Community engagement includes:
- Public shoutouts for completing screenings
- Celebrating wellness challenge winners
- Sharing health journeys and success stories
- Leadership recognition for wellbeing champions
This normalizes preventive care and builds a health-first culture.
7. Nudges for doctor consultations & ongoing wellness
Screenings identify risks—nudges ensure employees act on them.
How it works:
Targeted nudges close the loop: reminders to consult a doctor, enroll into a relevant wellness track, or redeem appropriate health benefits, ensuring the mandate translates into real preventive care and stronger labour law workplace health and safety delivery.
Nudges may include:
- “Your report indicates high cholesterol—book a telehealth call.”
- “You’re eligible for a fitness plan based on your results.”
- “Join the metabolic health challenge starting Monday.”
- “Here’s a personalized nutrition program recommended for you.”
This closes the loop between screening → awareness → action → sustained improvement.
Wrapping up
Mandatory annual health checkups under Labour Code 2025 mark a decisive shift in how organizations approach labour law workplace health and safety. What was once a voluntary wellness benefit is now a statutory obligation, requiring proof of delivery, participation, and follow-through.
Employers that act early can not only stay compliant with annual health check-up in India as per labour law, but also build stronger, healthier, and more resilient workforces aligned with the health and safety of labour law.

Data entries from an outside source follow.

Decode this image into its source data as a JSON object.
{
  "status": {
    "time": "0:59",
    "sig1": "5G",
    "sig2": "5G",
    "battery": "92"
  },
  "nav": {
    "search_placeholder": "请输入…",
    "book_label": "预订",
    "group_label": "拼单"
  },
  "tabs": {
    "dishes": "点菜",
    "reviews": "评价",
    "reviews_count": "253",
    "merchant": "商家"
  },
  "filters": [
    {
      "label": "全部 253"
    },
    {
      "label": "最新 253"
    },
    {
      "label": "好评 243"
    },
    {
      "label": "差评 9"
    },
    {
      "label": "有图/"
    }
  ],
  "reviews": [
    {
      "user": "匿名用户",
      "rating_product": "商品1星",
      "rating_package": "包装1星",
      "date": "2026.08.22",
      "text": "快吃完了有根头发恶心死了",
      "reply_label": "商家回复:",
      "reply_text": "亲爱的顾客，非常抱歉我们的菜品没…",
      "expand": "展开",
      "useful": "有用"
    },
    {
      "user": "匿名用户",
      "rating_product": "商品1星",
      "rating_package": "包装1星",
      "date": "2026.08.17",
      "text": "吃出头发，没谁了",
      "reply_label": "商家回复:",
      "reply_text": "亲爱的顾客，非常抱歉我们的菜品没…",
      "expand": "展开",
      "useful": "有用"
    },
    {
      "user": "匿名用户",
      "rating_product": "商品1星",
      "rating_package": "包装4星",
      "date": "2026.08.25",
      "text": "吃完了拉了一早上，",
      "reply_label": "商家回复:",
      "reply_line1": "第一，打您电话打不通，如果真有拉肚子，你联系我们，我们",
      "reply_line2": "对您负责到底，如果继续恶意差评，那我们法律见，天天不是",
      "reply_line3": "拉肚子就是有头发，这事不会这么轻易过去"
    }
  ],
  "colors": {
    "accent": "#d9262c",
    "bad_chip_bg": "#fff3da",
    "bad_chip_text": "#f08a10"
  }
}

Schedule a demo to see how Xoxoday can help you turn mandatory health checkups into a sustainable wellbeing advantage.
FAQs
What does workplace health and safety mean in labour laws?
Workplace health and safety under labour laws means an employer’s legal duty to ensure safe working conditions, prevent occupational risks, and protect employees’ physical and mental wellbeing at work.
What is labour law workplace health and safety?
Labour law workplace health and safety refers to the rules that require employers to maintain safe workplaces, manage health risks, and prevent injuries or illness under the Occupational Safety, Health and Working Conditions Code, 2020.
What is labour law workplace health and safety?
It means the employer’s responsibility under Indian labour laws to create a work environment that does not harm employees’ health or safety and complies with mandated safety and health standards.